Air pollution: Delhi to ban manufacturing industry in new industrial areas, says Arvind Kejriwal
The chief minister said that only the service and hi-tech industries would be permitted in an effort to make industrial areas ‘neat, clean and green’.
Delhi Chief Minister Arvind Kejriwal on Monday announced that no manufacturing industry would be allowed in the Capital in new industrial areas as part of the plan to control air pollution in the National Capital Region. Only service industry and the hi-tech industry would be permitted to open, he said.
In a virtual press conference, the chief minister said that the manufacturing houses in older industrial areas would be given a chance to shift to the service or the hi-tech industry. A government official, however, clarified that no action will be taken against the existing manufacturing units and that they would be encouraged to make the shift, according to PTI.
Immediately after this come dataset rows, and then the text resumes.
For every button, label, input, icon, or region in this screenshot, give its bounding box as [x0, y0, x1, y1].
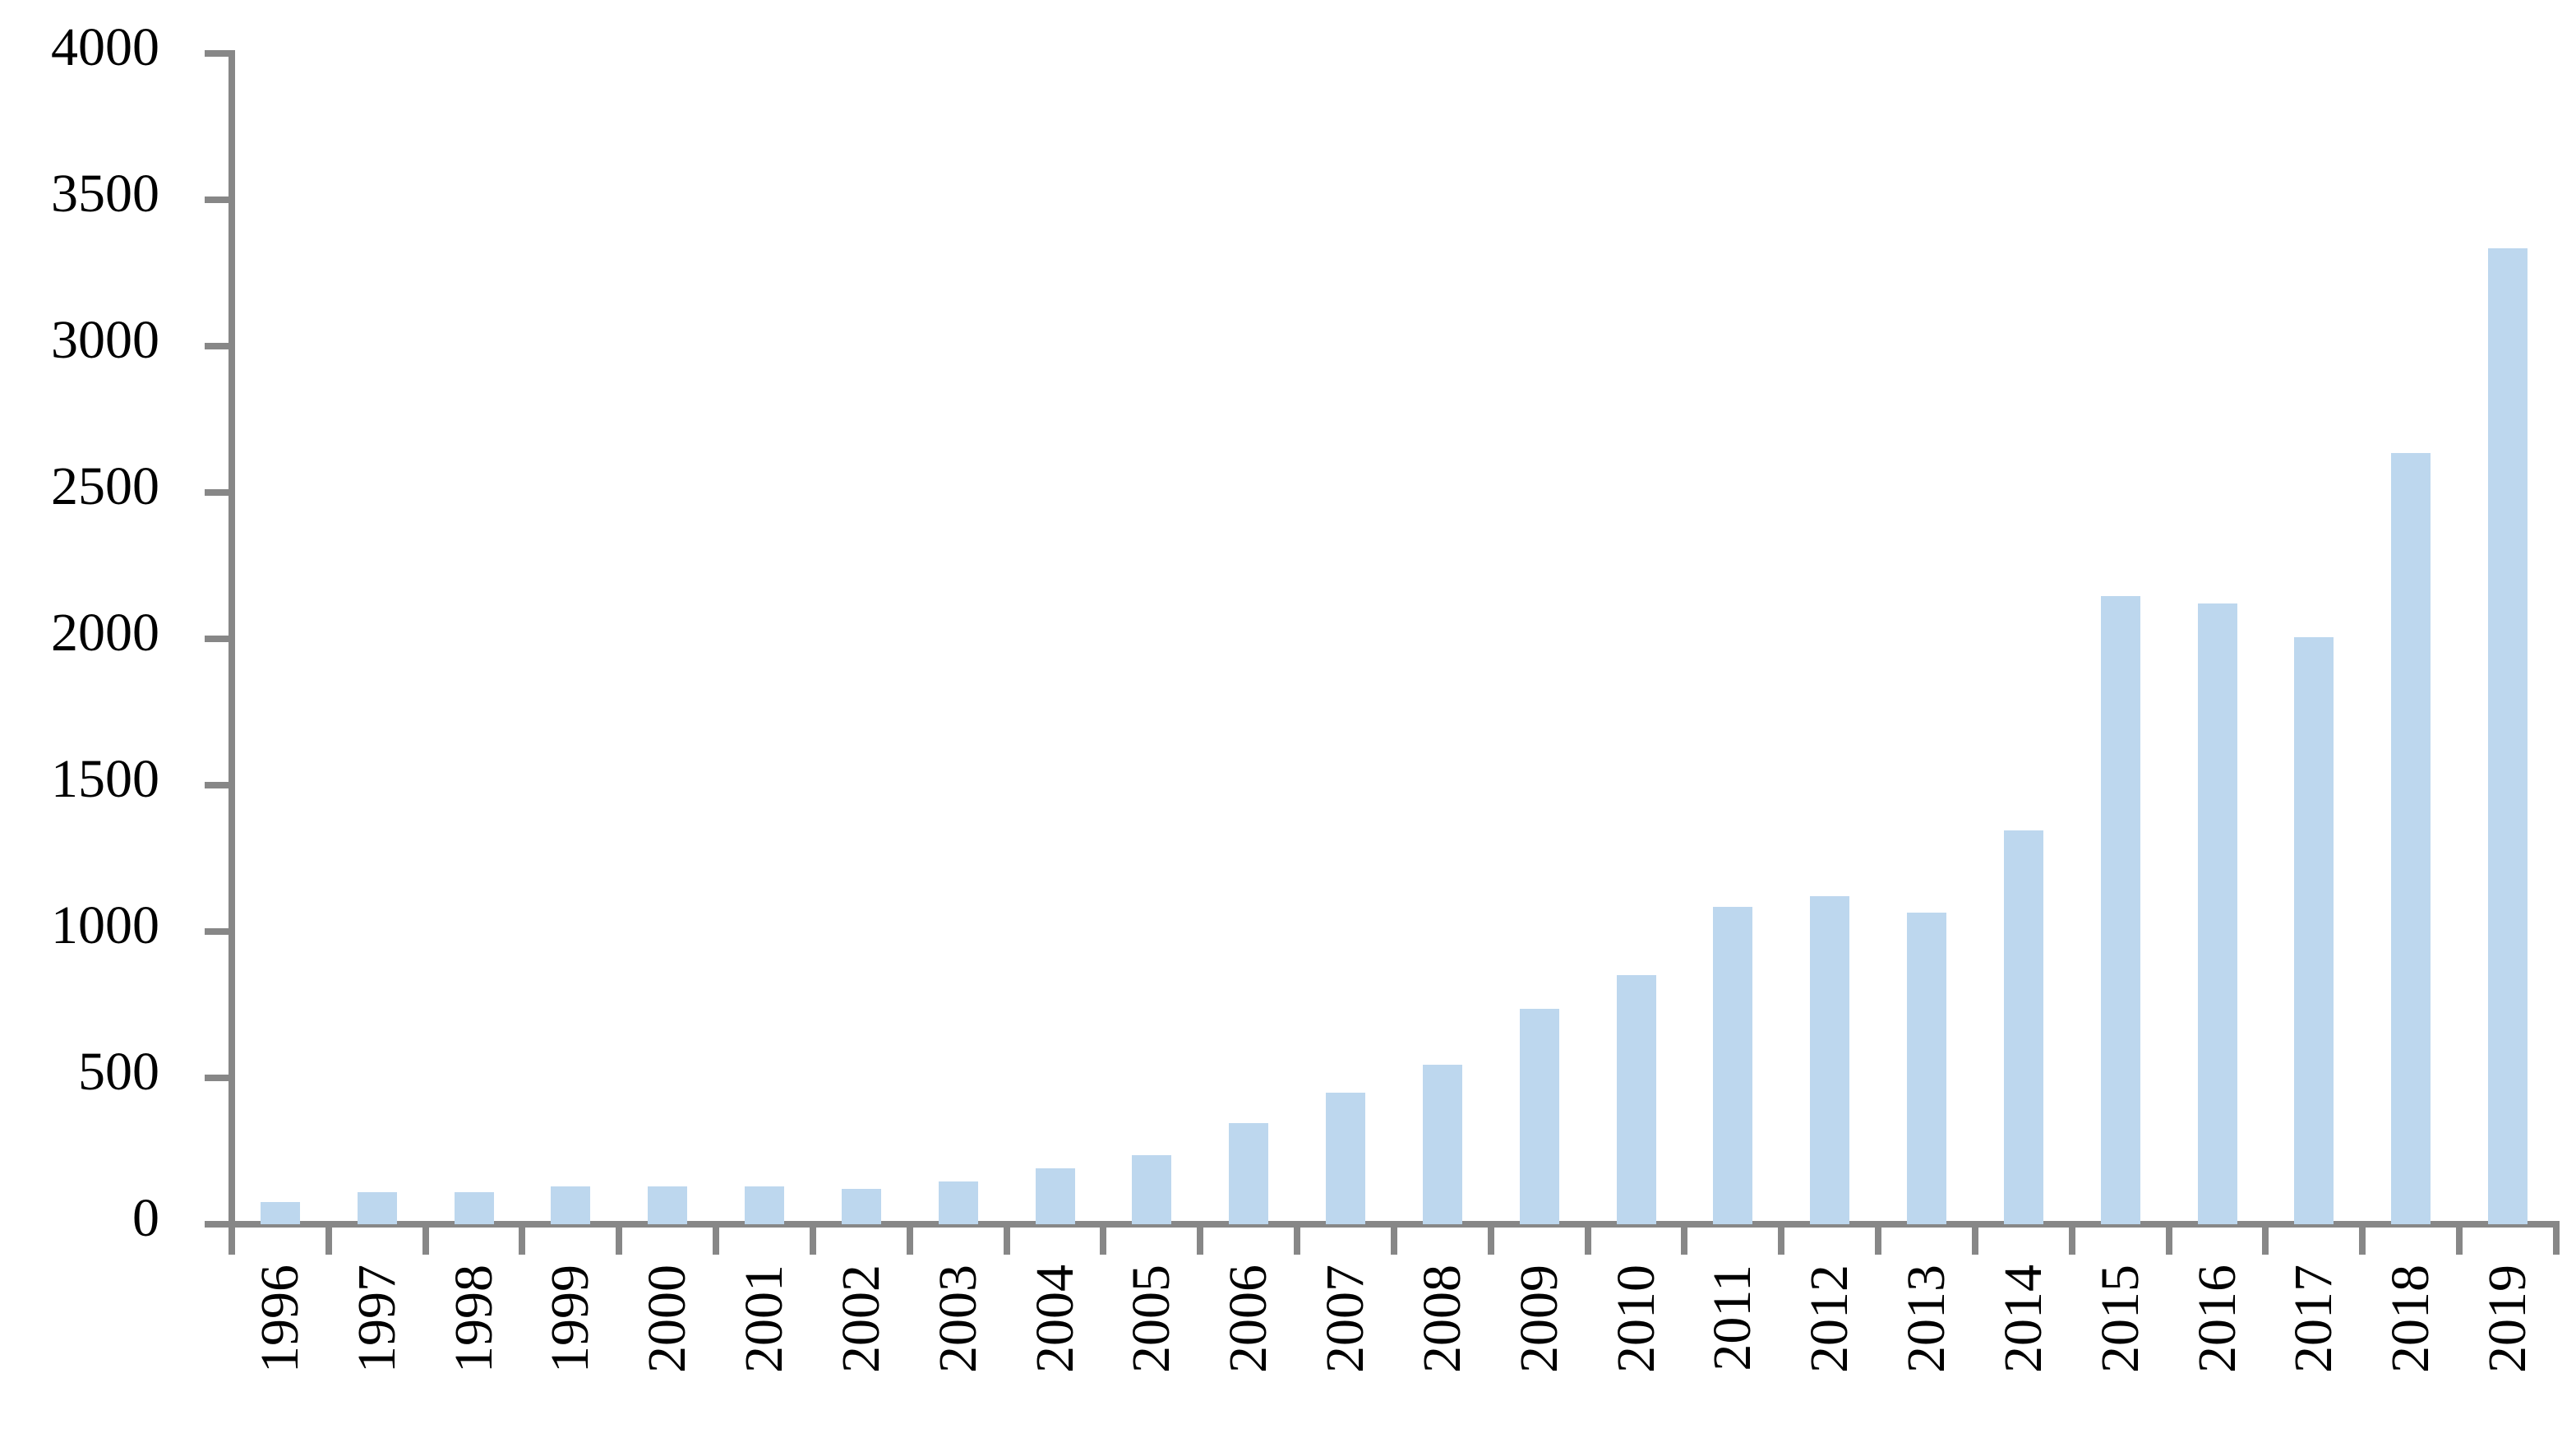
x-axis-tick-label: 1997 [346, 1265, 407, 1373]
y-axis-tick [205, 928, 229, 935]
bar-2015 [2100, 596, 2140, 1224]
bar-2011 [1713, 906, 1753, 1224]
x-axis-tick [2165, 1224, 2172, 1255]
bar-1996 [260, 1202, 300, 1224]
x-axis-tick [1584, 1224, 1591, 1255]
x-axis-tick-label: 2015 [2089, 1265, 2150, 1373]
x-axis-tick-label: 2018 [2380, 1265, 2441, 1373]
x-axis-tick-label: 2012 [1799, 1265, 1860, 1373]
x-axis-tick [1487, 1224, 1494, 1255]
x-axis-tick-label: 2003 [927, 1265, 988, 1373]
y-axis-tick-label: 1500 [51, 749, 159, 809]
x-axis-tick [2552, 1224, 2560, 1255]
bar-2014 [2003, 830, 2043, 1224]
y-axis-tick-label: 3000 [51, 310, 159, 370]
x-axis-tick [713, 1224, 720, 1255]
x-axis-tick-label: 2009 [1508, 1265, 1569, 1373]
y-axis-tick [205, 1075, 229, 1081]
x-axis-tick [1390, 1224, 1397, 1255]
bar-2005 [1132, 1155, 1172, 1224]
x-axis-tick [1197, 1224, 1204, 1255]
x-axis-tick [2262, 1224, 2269, 1255]
x-axis-tick [325, 1224, 332, 1255]
y-axis-tick-label: 2500 [51, 456, 159, 516]
bar-2012 [1810, 896, 1850, 1224]
x-axis-tick [519, 1224, 526, 1255]
bar-2002 [841, 1189, 881, 1224]
x-axis-tick [229, 1224, 235, 1255]
y-axis-tick-label: 500 [78, 1042, 159, 1102]
bar-2000 [648, 1186, 688, 1224]
x-axis-tick-label: 2019 [2477, 1265, 2537, 1373]
bar-2001 [745, 1186, 785, 1224]
bar-2003 [938, 1181, 978, 1224]
x-axis-tick [2068, 1224, 2075, 1255]
x-axis-tick-label: 2000 [637, 1265, 698, 1373]
x-axis-tick-label: 2008 [1411, 1265, 1472, 1373]
x-axis-tick [1875, 1224, 1882, 1255]
x-axis-tick-label: 2014 [1992, 1265, 2053, 1373]
bar-2013 [1907, 912, 1947, 1224]
bar-2017 [2294, 637, 2334, 1224]
x-axis-tick-label: 2002 [830, 1265, 891, 1373]
bar-2009 [1519, 1009, 1559, 1224]
bar-2007 [1326, 1092, 1366, 1224]
y-axis-tick [205, 782, 229, 788]
bar-2004 [1035, 1168, 1075, 1224]
y-axis-tick [205, 1221, 229, 1228]
bar-2019 [2488, 247, 2528, 1224]
y-axis-tick-label: 0 [132, 1188, 159, 1248]
x-axis-tick [2359, 1224, 2366, 1255]
x-axis-tick [1778, 1224, 1785, 1255]
x-axis-tick [422, 1224, 429, 1255]
x-axis-tick [616, 1224, 623, 1255]
y-axis-tick [205, 343, 229, 349]
bar-2008 [1422, 1064, 1462, 1224]
x-axis-tick [1100, 1224, 1107, 1255]
y-axis-tick [205, 489, 229, 496]
bar-2018 [2391, 452, 2431, 1224]
x-axis-tick-label: 1996 [249, 1265, 310, 1373]
x-axis-tick [1294, 1224, 1301, 1255]
x-axis-tick-label: 1998 [443, 1265, 504, 1373]
x-axis-tick-label: 1999 [540, 1265, 601, 1373]
y-axis-tick [205, 50, 229, 57]
x-axis-tick-label: 2004 [1024, 1265, 1085, 1373]
x-axis-tick [809, 1224, 816, 1255]
x-axis-tick-label: 2017 [2283, 1265, 2344, 1373]
x-axis-tick [1681, 1224, 1688, 1255]
x-axis-tick [1003, 1224, 1010, 1255]
x-axis-tick-label: 2005 [1121, 1265, 1182, 1373]
x-axis-tick-label: 2006 [1218, 1265, 1279, 1373]
bar-2016 [2197, 603, 2237, 1224]
x-axis-tick [906, 1224, 913, 1255]
x-axis-tick-label: 2007 [1315, 1265, 1376, 1373]
x-axis-tick-label: 2011 [1702, 1265, 1763, 1371]
y-axis-tick [205, 636, 229, 642]
y-axis-tick-label: 2000 [51, 603, 159, 663]
bar-2010 [1616, 975, 1656, 1224]
y-axis-tick-label: 3500 [51, 164, 159, 224]
x-axis-tick-label: 2016 [2186, 1265, 2247, 1373]
x-axis-tick-label: 2013 [1896, 1265, 1957, 1373]
x-axis-tick-label: 2010 [1605, 1265, 1666, 1373]
x-axis-tick-label: 2001 [734, 1265, 795, 1373]
bar-1997 [357, 1191, 397, 1224]
bar-2006 [1229, 1123, 1269, 1224]
y-axis-line [229, 50, 235, 1254]
y-axis-tick-label: 1000 [51, 895, 159, 955]
y-axis-tick [205, 197, 229, 203]
x-axis-tick [2456, 1224, 2463, 1255]
bar-1999 [551, 1186, 591, 1224]
x-axis-tick [1971, 1224, 1978, 1255]
bar-1998 [454, 1191, 494, 1224]
y-axis-tick-label: 4000 [51, 17, 159, 77]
Kejriwal said that the media, lawyers, information technology companies, internet service providers, call centres and advertising agencies could open offices as part of the service sector and hi-tech industry. He said the Centre approved the Delhi government’s proposal by changing the definition of industry in the Delhi Master Plan 2021 and issued a notification to implement it.
“I thank [Union minister] Hardeep Singh Puri ji for approving our proposal to amend master plan to change [the] definition of industrial activity,” the chief minister said in another tweet. “Earlier, manufacturing was permitted, which led to pollution and filth... Industrial areas will become neat, clean and green.”
Kejriwal said that Delhi’s economy was primarily based on the service industry. “The service and hi-tech industry were, so far, covered under office category in the Master Plan and could open only in commercial areas,” he said. “So, due to very high rates in commercial areas, these were not opening in Delhi and were going to Gurgaon, Noida and Faridabad instead.”
He added that such establishments now do not need to go to other cities as they would get more space at cheaper rates in the commercial areas of the city.